Department of Integrative Biology and Physiology, University of California, Los Angeles, California, United States of America.
Institute for Quantitative and Computational Biosciences, University of California, Los Angeles, California, United States of America.
PLoS Comput Biol. 2024 Sep 6;20(9):e1012386. doi: 10.1371/journal.pcbi.1012386. eCollection 2024 Sep.
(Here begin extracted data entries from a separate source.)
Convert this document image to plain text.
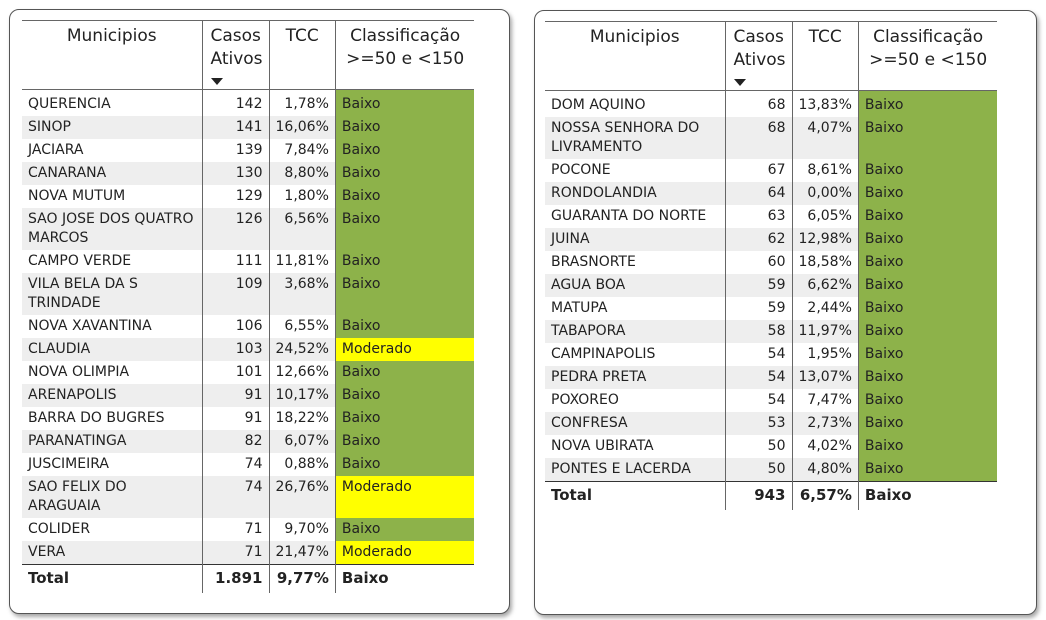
Municipios	Casos Ativos	TCC	Classificação
>=50 e <150

QUERENCIA	142	1,78%	Baixo
SINOP	141	16,06%	Baixo
JACIARA	139	7,84%	Baixo
CANARANA	130	8,80%	Baixo
NOVA MUTUM	129	1,80%	Baixo
SAO JOSE DOS QUATRO MARCOS	126	6,56%	Baixo
CAMPO VERDE	111	11,81%	Baixo
VILA BELA DA S TRINDADE	109	3,68%	Baixo
NOVA XAVANTINA	106	6,55%	Baixo
CLAUDIA	103	24,52%	Moderado
NOVA OLIMPIA	101	12,66%	Baixo
ARENAPOLIS	91	10,17%	Baixo
BARRA DO BUGRES	91	18,22%	Baixo
PARANATINGA	82	6,07%	Baixo
JUSCIMEIRA	74	0,88%	Baixo
SAO FELIX DO ARAGUAIA	74	26,76%	Moderado
COLIDER	71	9,70%	Baixo
VERA	71	21,47%	Moderado
Total	1.891	9,77%	Baixo
Municipios	Casos Ativos	TCC	Classificação
>=50 e <150

DOM AQUINO	68	13,83%	Baixo
NOSSA SENHORA DO LIVRAMENTO	68	4,07%	Baixo
POCONE	67	8,61%	Baixo
RONDOLANDIA	64	0,00%	Baixo
GUARANTA DO NORTE	63	6,05%	Baixo
JUINA	62	12,98%	Baixo
BRASNORTE	60	18,58%	Baixo
AGUA BOA	59	6,62%	Baixo
MATUPA	59	2,44%	Baixo
TABAPORA	58	11,97%	Baixo
CAMPINAPOLIS	54	1,95%	Baixo
PEDRA PRETA	54	13,07%	Baixo
POXOREO	54	7,47%	Baixo
CONFRESA	53	2,73%	Baixo
NOVA UBIRATA	50	4,02%	Baixo
PONTES E LACERDA	50	4,80%	Baixo
Total	943	6,57%	Baixo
Effective analysis of single-cell RNA sequencing (scRNA-seq) data requires a rigorous distinction between technical noise and biological variation. In this work, we propose a simple feature selection model, termed "Differentially Distributed Genes" or DDGs, where a binomial sampling process for each mRNA species produces a null model of technical variation. Using scRNA-seq data where cell identities have been established a priori, we find that the DDG model of biological variation outperforms existing methods. We demonstrate that DDGs distinguish a validated set of real biologically varying genes, minimize neighborhood distortion, and enable accurate partitioning of cells into their established cell-type groups.
有效分析单细胞 RNA 测序(scRNA-seq)数据需要严格区分技术噪声和生物变异。在这项工作中,我们提出了一种简单的特征选择模型,称为“差异分布基因”(Differentially Distributed Genes,DDGs),其中每个 mRNA 物种的二项式抽样过程产生了技术变异的零模型。使用预先确定细胞身份的 scRNA-seq 数据,我们发现 DDG 模型的生物变异优于现有方法。我们证明,DDGs 可以区分一组经过验证的真正具有生物学差异的基因,最小化邻域变形,并能够准确地将细胞划分为其已建立的细胞类型组。